Basescu is unpopular; his rightwing party took a pounding in local elections last month, taking only 15% of the vote. He had over the past 8 years failed to tackle real and perceived corruption within the political system, while his latest push for austerity measures was the basis for Parliament suspending him pending the referendum vote. But the manner in which the new Prime Minister Victor Ponta has waged his war against the president is the reason that Brussels - representing the European Union - has intervened. From another newspaper account, "Ponta felt the full weight of EU wrath after his government took on the Constitutional Court, threatening to replace judges, reduce its powers and ignored one of its decisions ..." in his drive to push Basescu from office.
The second poorest country in Europe, Romania joined the EU with Bulgaria in 2007. Both states were not really viewed as properly fit for entry but admission was seen as a clever geo-political move in the contest with Vladimir Putin's Russia for influence in the Balkans, particularly in countries with historically close ties to Moscow.
Romania has struggled to improve basic infrastructure, such as this degraded country road
So, apparently a number of countries are watching not only Romania's vote on Sunday, but even more closely, the aftermath.

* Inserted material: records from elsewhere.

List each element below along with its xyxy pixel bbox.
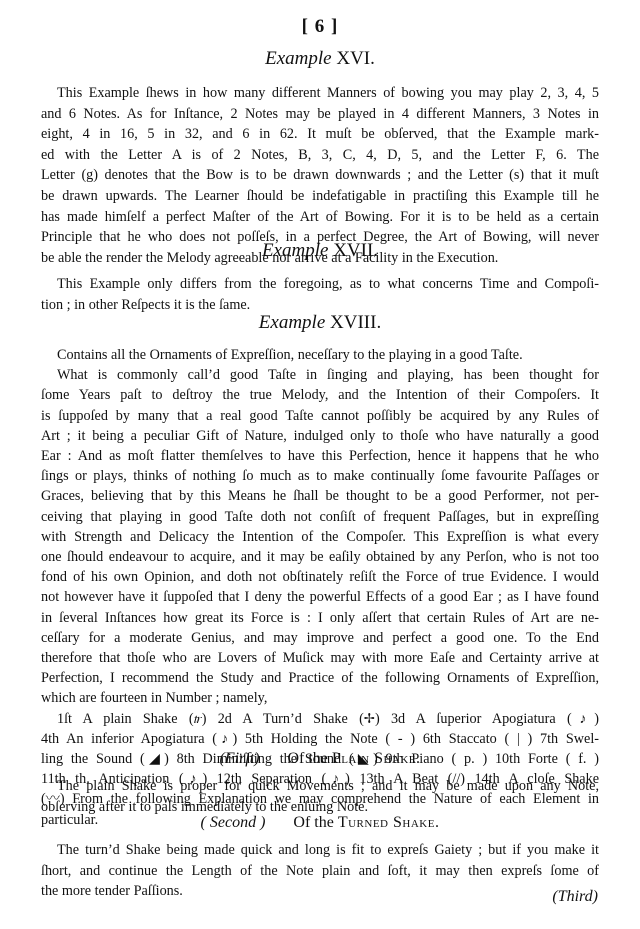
heading-example-xvii: Example XVII. (0, 240, 640, 262)
text-line: therefore that thoſe who are Lovers of M… (41, 648, 599, 668)
document-page: [ 6 ] Example XVI. This Example ſhews in… (0, 0, 640, 929)
heading-label: Example (265, 48, 331, 69)
text-line: be drawn upwards. The Learner ſhould be … (41, 186, 599, 207)
subheading-prefix: Of the (293, 814, 333, 831)
text-line: The plain Shake is proper for quick Move… (41, 776, 599, 797)
text-line: Perfection, I recommend the Study and Pr… (41, 668, 599, 688)
text-line: one ſhould endeavour to acquire, and it … (41, 547, 599, 567)
text-line: This Example ſhews in how many different… (41, 83, 599, 104)
catchword: (Third) (552, 888, 598, 906)
text-line: has made himſelf a perfect Maſter of the… (41, 207, 599, 228)
text-line: Ear : And as moſt flatter themſelves to … (41, 446, 599, 466)
text-line: ceſſary for a moderate Genius, and may i… (41, 628, 599, 648)
subheading-plain-shake: (Firſt) Of the Plain Shake. (0, 750, 640, 768)
text-line: which are fourteen in Number ; namely, (41, 688, 599, 708)
text-line: is ſuppoſed by many that a real good Taſ… (41, 406, 599, 426)
heading-label: Example (262, 240, 328, 261)
text-line: fond of his own Opinion, and doth not ob… (41, 567, 599, 587)
subheading-title: Turned Shake. (338, 814, 440, 831)
subheading-title: Plain Shake. (332, 750, 421, 767)
text-line: This Example only differs from the foreg… (41, 274, 599, 295)
text-line: not however have it ſuppoſed that I deny… (41, 587, 599, 607)
text-line: Letter (g) denotes that the Bow is to be… (41, 165, 599, 186)
paragraph-plain-shake: The plain Shake is proper for quick Move… (41, 776, 599, 817)
heading-example-xvi: Example XVI. (0, 48, 640, 70)
text-line: ſome Years paſt to deſtroy the true Melo… (41, 385, 599, 405)
text-line: ceiving that playing in good Taſte doth … (41, 507, 599, 527)
text-line: with Strength and Delicacy the Intention… (41, 527, 599, 547)
text-line: ſings or plays, thinks of nothing ſo muc… (41, 466, 599, 486)
text-line: Graces, believing that by this Means he … (41, 486, 599, 506)
heading-numeral: XVII. (333, 240, 378, 261)
heading-label: Example (259, 312, 325, 333)
ornament-list-line: 1ſt A plain Shake (𝆖) 2d A Turn’d Shake … (41, 709, 599, 729)
text-line: ſhort, and continue the Length of the No… (41, 861, 599, 882)
subheading-prefix: Of the (287, 750, 327, 767)
subheading-ordinal: (Firſt) (219, 750, 259, 767)
text-line: ed with the Letter A is of 2 Notes, B, 3… (41, 145, 599, 166)
text-line: What is commonly call’d good Taſte in ſi… (41, 365, 599, 385)
subheading-ordinal: ( Second ) (201, 814, 266, 831)
text-line: and 6 Notes. As for Inſtance, 2 Notes ma… (41, 104, 599, 125)
text-line: in ſeveral Inſtances how great its Force… (41, 608, 599, 628)
heading-numeral: XVI. (336, 48, 375, 69)
paragraph-turned-shake: The turn’d Shake being made quick and lo… (41, 840, 599, 902)
ornament-list-line: 4th An inferior Apogiatura (♪) 5th Holdi… (41, 729, 599, 749)
text-line: The turn’d Shake being made quick and lo… (41, 840, 599, 861)
heading-example-xviii: Example XVIII. (0, 312, 640, 334)
text-line: the more tender Paſſions. (41, 881, 599, 902)
paragraph-example-xvii: This Example only differs from the foreg… (41, 274, 599, 315)
page-number: [ 6 ] (0, 16, 640, 38)
heading-numeral: XVIII. (330, 312, 381, 333)
text-line: Art ; it being a peculiar Gift of Nature… (41, 426, 599, 446)
text-line: eight, 4 in 16, 5 in 32, and 6 in 62. It… (41, 124, 599, 145)
subheading-turned-shake: ( Second ) Of the Turned Shake. (0, 814, 640, 832)
text-line: Contains all the Ornaments of Expreſſion… (41, 345, 599, 365)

If Basescu is impeached, a new presidential election will be held within 3 months, and it is likely that Ponta's left wing party will triumph. Whether that leads to any deeper change from corruption and lack of respect for democratic institutions is now at stake.
Bucharest is Romania's capital, and likely best known city
Several international observers have become concerned over the trajectory of a number of Eastern European countries, freed from Soviet domination in the early 1990s, who are showing signs of slipping back towards more authoritarian governance. A USA Today article recently noted, "The political crisis in Romania could derail years of democratic progress and analysts say that the West must act decisively to arrest backsliding among Eastern European nations such as Hungary and Bulgaria before autocracy makes a comeback. ... The events unfolding in Romania echo events in neighboring Hungary. Earlier this year the Hungarian government implemented a new constitution that limits individual rights, the judiciary and the independence of the central bank. Analysts say more than harsh words from the West are needed to reverse the trend.

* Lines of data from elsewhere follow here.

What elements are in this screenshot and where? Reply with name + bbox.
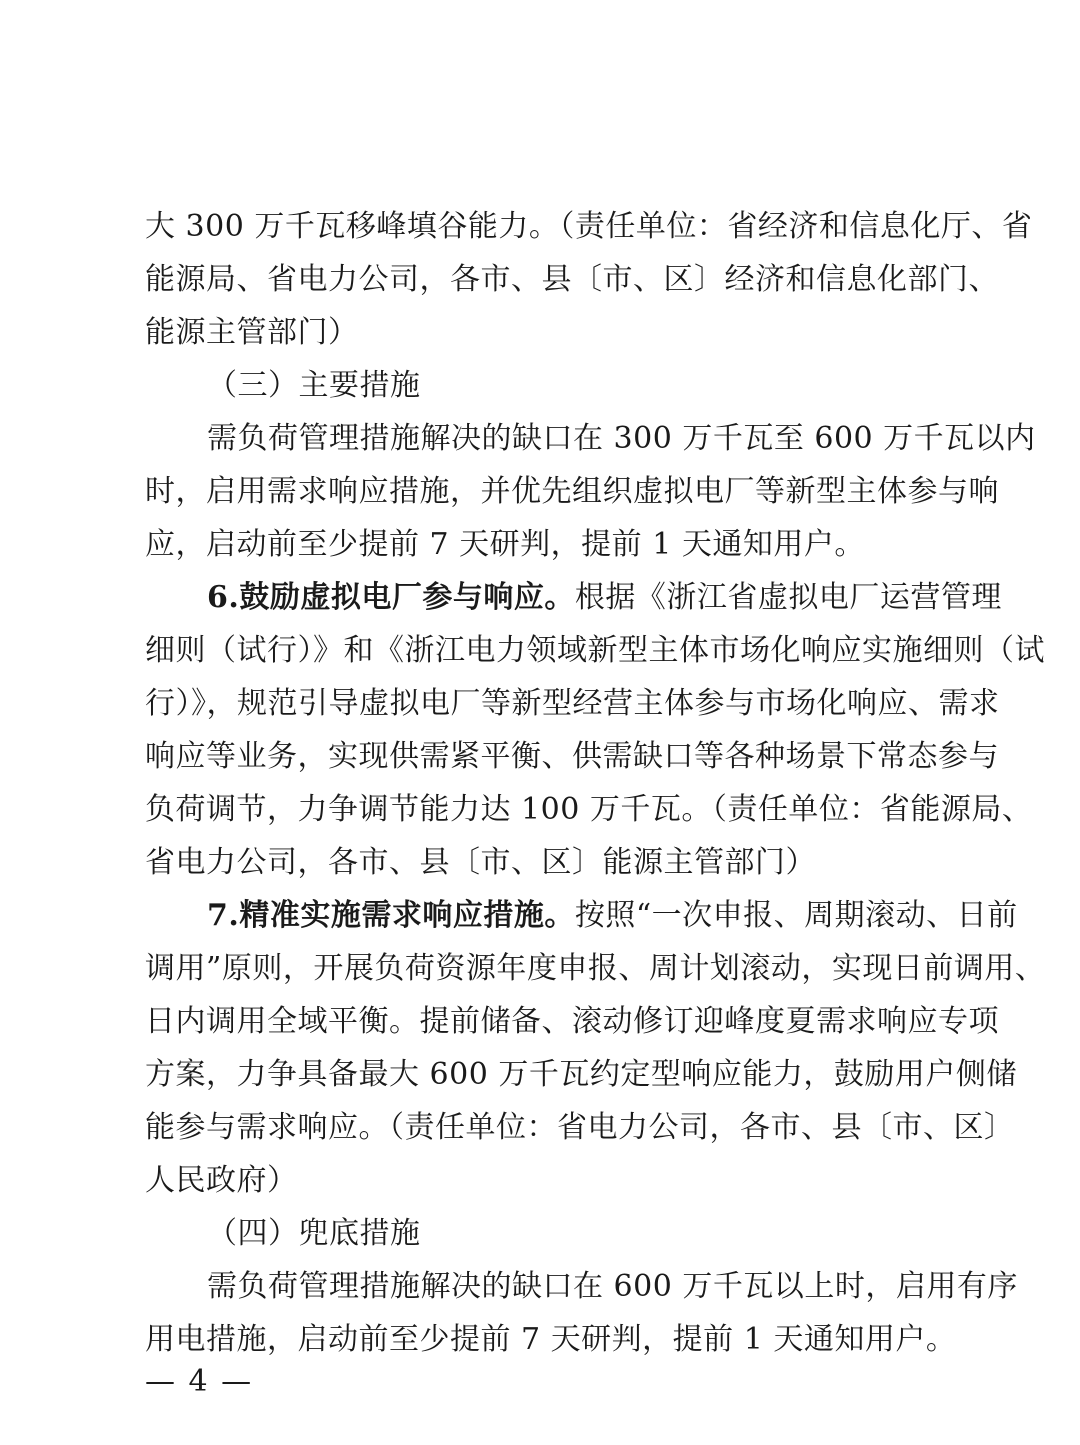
text-line: 需负荷管理措施解决的缺口在 300 万千瓦至 600 万千瓦以内: [145, 412, 950, 465]
paragraph-fallback-measures: 需负荷管理措施解决的缺口在 600 万千瓦以上时，启用有序 用电措施，启动前至少…: [145, 1260, 950, 1366]
paragraph-item-6: 6.鼓励虚拟电厂参与响应。根据《浙江省虚拟电厂运营管理 细则（试行）》和《浙江电…: [145, 571, 950, 889]
item-lead: 6.鼓励虚拟电厂参与响应。: [207, 580, 575, 615]
text-line: 能参与需求响应。（责任单位：省电力公司，各市、县〔市、区〕: [145, 1101, 950, 1154]
text-line: 6.鼓励虚拟电厂参与响应。根据《浙江省虚拟电厂运营管理: [145, 571, 950, 624]
paragraph-item-7: 7.精准实施需求响应措施。按照“一次申报、周期滚动、日前 调用”原则，开展负荷资…: [145, 889, 950, 1207]
item-text: 按照“一次申报、周期滚动、日前: [575, 898, 1018, 933]
item-text: 根据《浙江省虚拟电厂运营管理: [575, 580, 1002, 615]
text-line: 行）》，规范引导虚拟电厂等新型经营主体参与市场化响应、需求: [145, 677, 950, 730]
text-line: 7.精准实施需求响应措施。按照“一次申报、周期滚动、日前: [145, 889, 950, 942]
text-line: 能源局、省电力公司，各市、县〔市、区〕经济和信息化部门、: [145, 253, 950, 306]
paragraph-continuation: 大 300 万千瓦移峰填谷能力。（责任单位：省经济和信息化厅、省 能源局、省电力…: [145, 200, 950, 359]
text-line: 负荷调节，力争调节能力达 100 万千瓦。（责任单位：省能源局、: [145, 783, 950, 836]
text-line: 人民政府）: [145, 1154, 950, 1207]
section-heading-3: （三）主要措施: [145, 359, 950, 412]
text-line: 大 300 万千瓦移峰填谷能力。（责任单位：省经济和信息化厅、省: [145, 200, 950, 253]
text-line: 方案，力争具备最大 600 万千瓦约定型响应能力，鼓励用户侧储: [145, 1048, 950, 1101]
page-number: — 4 —: [145, 1358, 253, 1406]
document-page: 大 300 万千瓦移峰填谷能力。（责任单位：省经济和信息化厅、省 能源局、省电力…: [145, 200, 950, 1366]
text-line: 用电措施，启动前至少提前 7 天研判，提前 1 天通知用户。: [145, 1313, 950, 1366]
text-line: 时，启用需求响应措施，并优先组织虚拟电厂等新型主体参与响: [145, 465, 950, 518]
text-line: 能源主管部门）: [145, 306, 950, 359]
text-line: 应，启动前至少提前 7 天研判，提前 1 天通知用户。: [145, 518, 950, 571]
text-line: 日内调用全域平衡。提前储备、滚动修订迎峰度夏需求响应专项: [145, 995, 950, 1048]
section-heading-4: （四）兜底措施: [145, 1207, 950, 1260]
text-line: 响应等业务，实现供需紧平衡、供需缺口等各种场景下常态参与: [145, 730, 950, 783]
text-line: 需负荷管理措施解决的缺口在 600 万千瓦以上时，启用有序: [145, 1260, 950, 1313]
text-line: 省电力公司，各市、县〔市、区〕能源主管部门）: [145, 836, 950, 889]
paragraph-main-measures: 需负荷管理措施解决的缺口在 300 万千瓦至 600 万千瓦以内 时，启用需求响…: [145, 412, 950, 571]
item-lead: 7.精准实施需求响应措施。: [207, 898, 575, 933]
text-line: 细则（试行）》和《浙江电力领域新型主体市场化响应实施细则（试: [145, 624, 950, 677]
text-line: 调用”原则，开展负荷资源年度申报、周计划滚动，实现日前调用、: [145, 942, 950, 995]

The economic downturn is not helping matters. Romania has been forced to cut wages and benefits to public workers, and enact layoffs, opening the way for Ponta to argue that free markets and democratic reforms are not working for Romania."
This is a big world, we happen to have been born into a dominant country, itself part of a prosperous and powerful Western civilization. We're "oversupplied" with news though it may not inform us well. "Six stories from seven continents" is a modest effort to remind ourselves there are snippets, events, and stories from all around the world to hear and learn from... that our awareness is incomplete, and life is breathtakingly more complex and wonderful than we usually imagine.